Reason 2: Larger groups are wired to make better decisions.
Higginbotham, Rosenthal, and Gensler do not mince words in proclaiming larger groups “better” per the social science. “Better,” in this case, means objectively rooted in logic and facts. Studies have consistently proven that larger groups show better collective recall of the evidence and, as a result, less reliance on conclusory statements and emotional appeals. Higginbotham, Rosenthal, and Gensler report:
[T]he larger a workable decision-making group, the better the decisions will be because of the increased resources more group members provide. If six heads are better than one, 12 are in most respects better than six or eight.
Social studies have also shown that larger groups spend more time deliberating. In some cases and for some parties, the increased deliberation works against the client’s interest. But in complex, high-stakes litigation, the increased deliberation time is beneficial: not only is it unlikely to sap the court’s or parties’ financial resources, but as Higginbotham, Rosenthal, and Gensler note: “given that the parties’ fates and fortunes are on the line, evidence that larger juries spend more time deliberating might be seen as a virtue, not a vice.”

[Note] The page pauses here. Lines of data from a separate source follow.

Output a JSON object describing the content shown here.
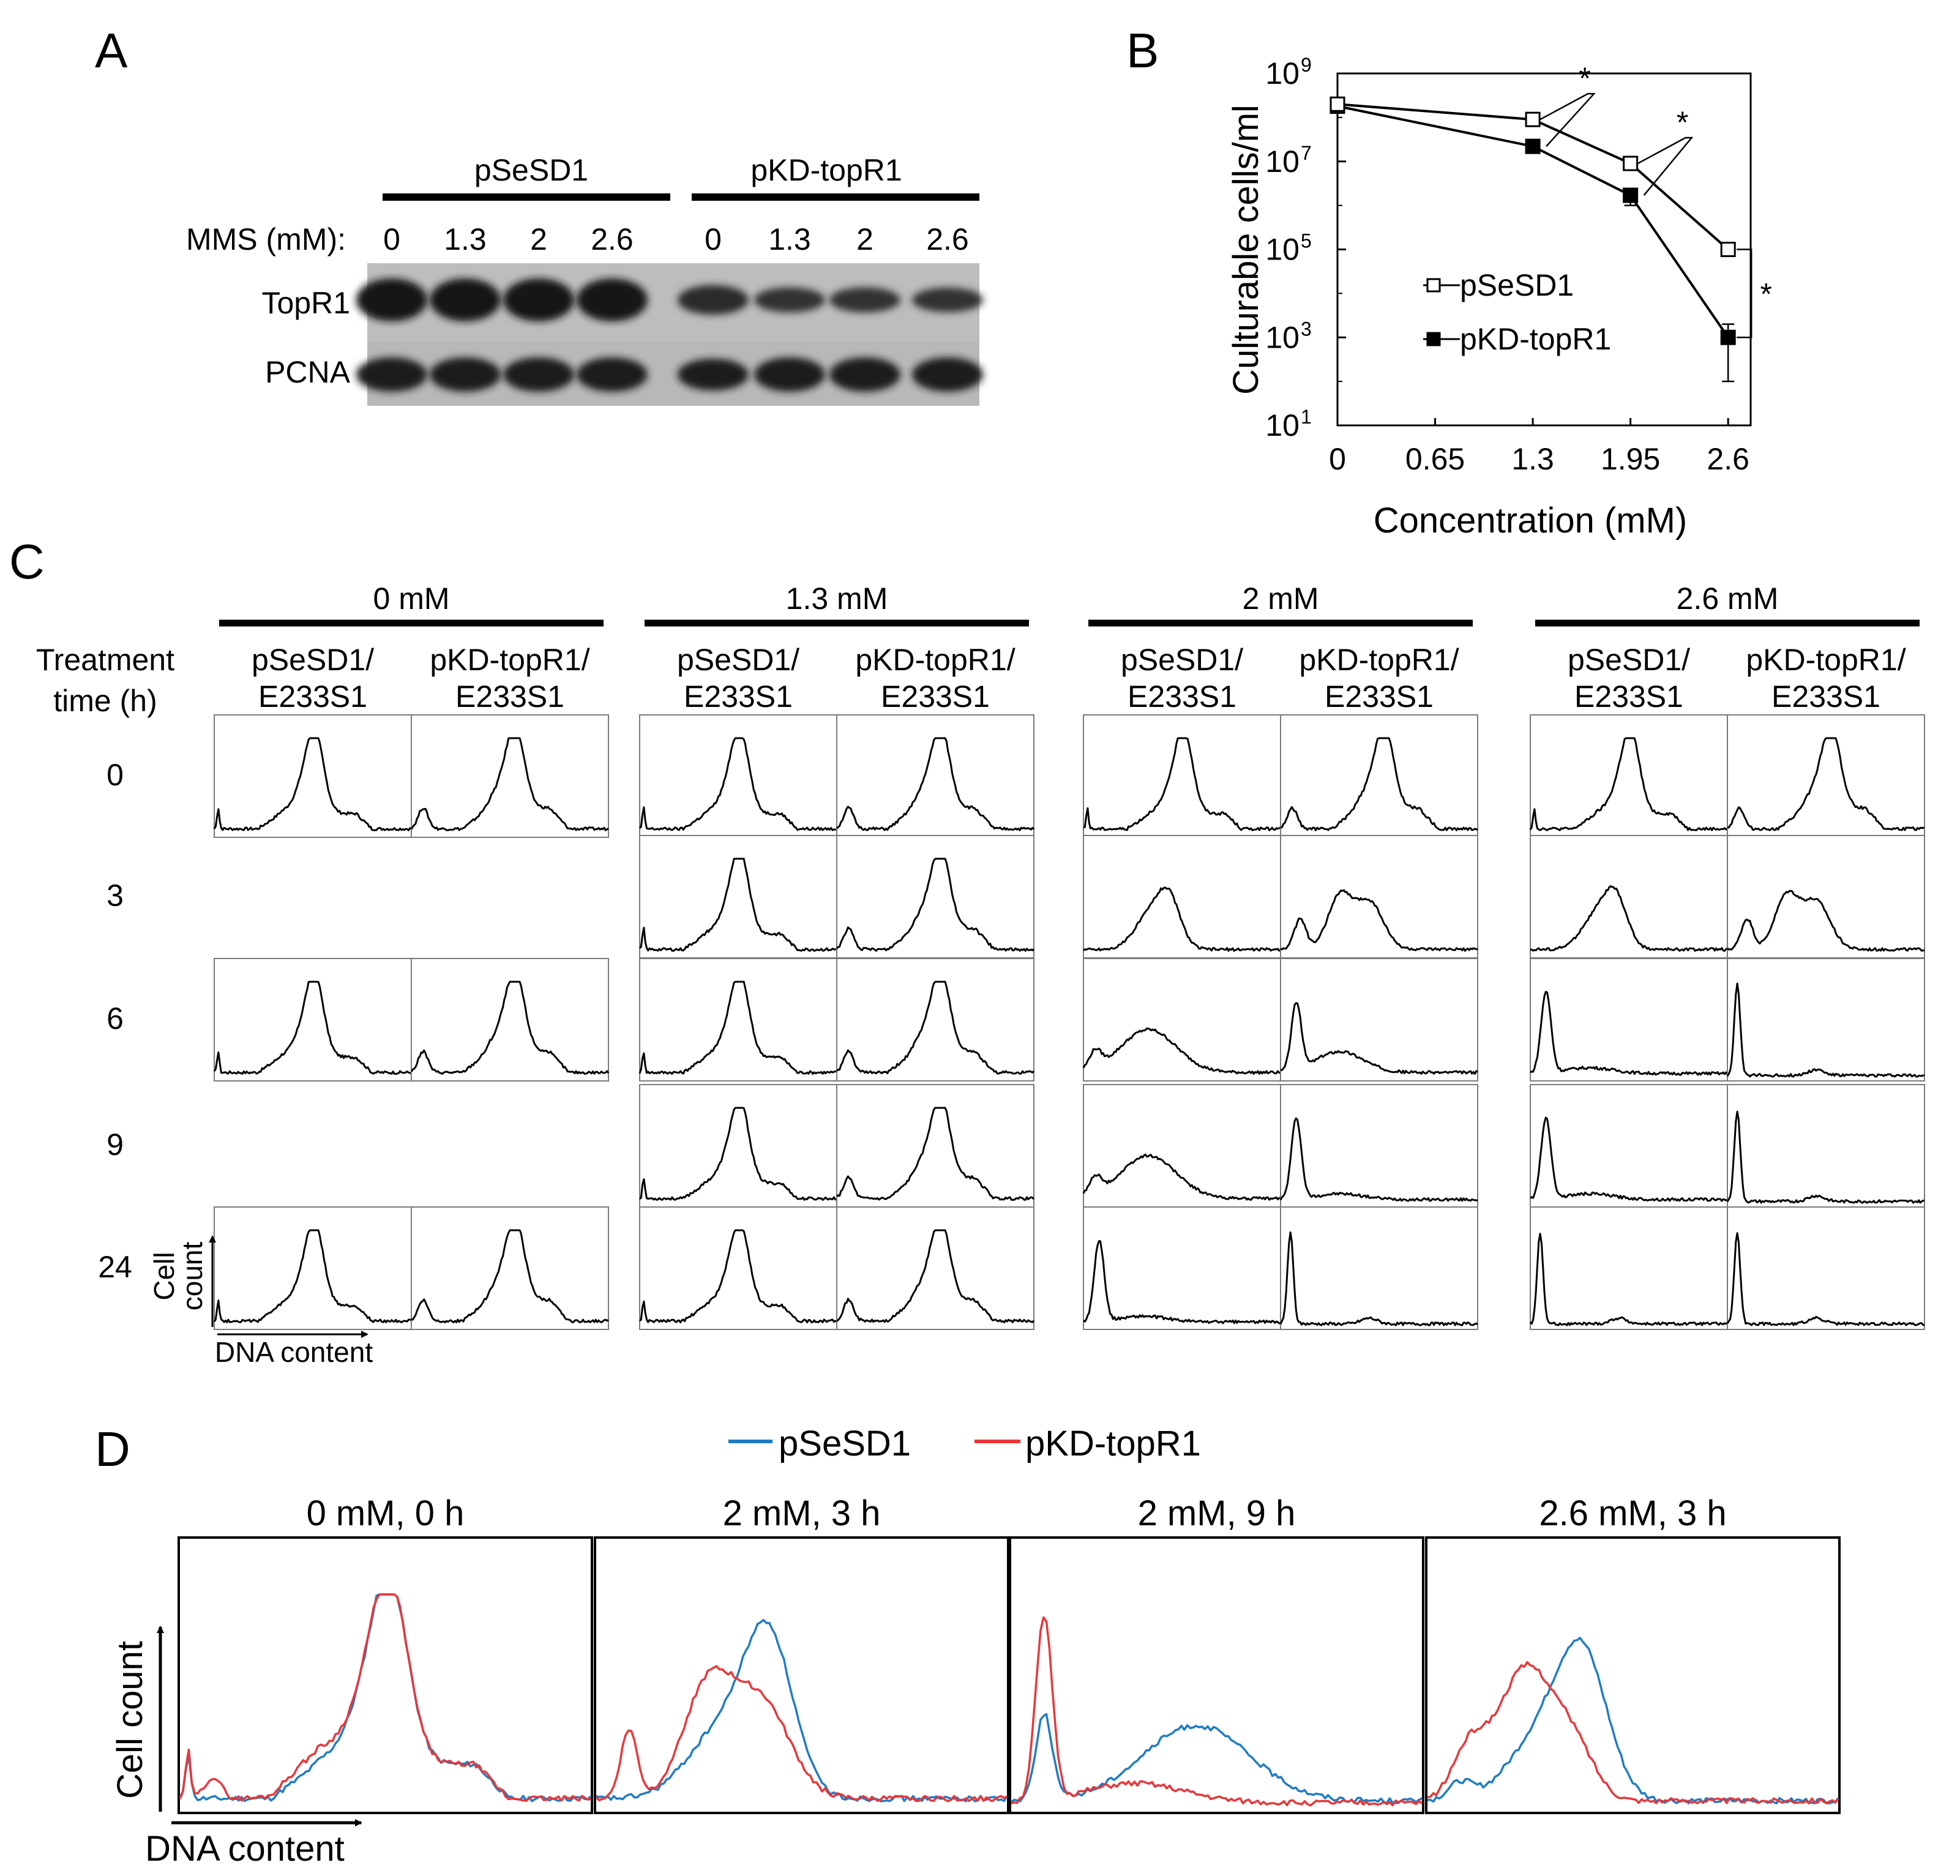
{
  "panel_labels": {
    "a": "A",
    "b": "B",
    "c": "C",
    "d": "D"
  },
  "panel_a": {
    "group_left": "pSeSD1",
    "group_right": "pKD-topR1",
    "mms_label": "MMS (mM):",
    "lanes": [
      "0",
      "1.3",
      "2",
      "2.6",
      "0",
      "1.3",
      "2",
      "2.6"
    ],
    "rows": [
      "TopR1",
      "PCNA"
    ],
    "topr1_intensity": [
      1.0,
      1.0,
      1.0,
      1.0,
      0.55,
      0.4,
      0.4,
      0.38
    ],
    "pcna_intensity": [
      1.0,
      1.0,
      1.0,
      1.0,
      0.85,
      1.0,
      1.0,
      1.0
    ]
  },
  "chart_data": {
    "type": "line",
    "title": "",
    "xlabel": "Concentration (mM)",
    "ylabel": "Culturable cells/ml",
    "yscale": "log",
    "ylim": [
      10,
      1000000000
    ],
    "xlim": [
      0,
      2.75
    ],
    "x_ticks": [
      "0",
      "0.65",
      "1.3",
      "1.95",
      "2.6"
    ],
    "y_ticks": [
      {
        "base": "10",
        "exp": "1"
      },
      {
        "base": "10",
        "exp": "3"
      },
      {
        "base": "10",
        "exp": "5"
      },
      {
        "base": "10",
        "exp": "7"
      },
      {
        "base": "10",
        "exp": "9"
      }
    ],
    "x": [
      0,
      1.3,
      1.95,
      2.6
    ],
    "series": [
      {
        "name": "pSeSD1",
        "marker": "open-square",
        "values": [
          200000000,
          90000000,
          9000000,
          100000
        ],
        "err_low": [
          0,
          0,
          0,
          0
        ],
        "err_high": [
          0,
          0,
          0,
          0
        ]
      },
      {
        "name": "pKD-topR1",
        "marker": "filled-square",
        "values": [
          180000000,
          22000000,
          1700000,
          1000
        ],
        "err_low": [
          0,
          0,
          700000,
          900
        ],
        "err_high": [
          0,
          0,
          0,
          1000
        ]
      }
    ],
    "significance": [
      "*",
      "*",
      "*"
    ],
    "legend_position": "center-left"
  },
  "panel_c": {
    "concentrations": [
      "0 mM",
      "1.3 mM",
      "2 mM",
      "2.6 mM"
    ],
    "row_header": "Treatment time (h)",
    "row_header_lines": [
      "Treatment",
      "time (h)"
    ],
    "strain_a": [
      "pSeSD1/",
      "E233S1"
    ],
    "strain_b": [
      "pKD-topR1/",
      "E233S1"
    ],
    "times": [
      "0",
      "3",
      "6",
      "9",
      "24"
    ],
    "axis_y": [
      "Cell",
      "count"
    ],
    "axis_x": "DNA content"
  },
  "panel_d": {
    "legend": [
      {
        "name": "pSeSD1",
        "color": "#1f7cc4"
      },
      {
        "name": "pKD-topR1",
        "color": "#e8373a"
      }
    ],
    "titles": [
      "0 mM, 0 h",
      "2 mM, 3 h",
      "2 mM, 9 h",
      "2.6 mM, 3 h"
    ],
    "axis_y": "Cell count",
    "axis_x": "DNA content"
  }
}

Reason 3: Larger juries more likely to hang.
Studies have consistently shown that smaller juries tend to communicate in a more ordered fashion, but larger groups are more likely to vigorously debate the issues. The aforementioned APA article notes that because of this, a dissenter in a larger jury may be more likely to pick up an ally or two and collectively resist the pressure to, as Higginbotham, Rosenthal, and Gensler write, “yield to the will of the larger group.” Logically, this scenario is far less likely in a smaller group.
In other words, more heads mean a greater likelihood that two or more jurors will join forces to resist the will of the masses. Alternatively, jurors will reach a consensus on liability but diverge on damages. They will agree, in other words, that the defendant was responsible for the injury at issue but then will compromise on the value of the claim. So, while the defendant will still lose, he or she will not lose as severely. In still other cases, the two (or more) holdout jurors may succeed in convincing the group to side with them on both liability and damages.
Even a hung jury, however, carries benefits for defense counsel. First of all, as noted, a divergence on damages can save a defendant substantially. More significantly though, even with weaknesses in a case, or the presence of a particularly sympathetic plaintiff or emotionally charged story, the likelihood of one or two jurors joining to resist the collective will can erode the swaying power of bad facts. However, as that group shrinks, so do the defense’s chances of a holdout juror.
Defense Counsel: You’ve Simply Got to Fight for Your Right to Twelve.
The ongoing social science and empirical, behavioral research shows the undeniably negative effects of smaller jury pools. The evidence indicates that smaller juries are not only composed differently, but also are wired to think and decide differently than larger ones.
As such, per Higginbotham, Rosenthal, and Gensler’s call, it is “time to stop doubting these findings” and for counsel to acknowledge that 12 is not arbitrary: it is essential to fairness and equity in both process and outcome for your defendant clients.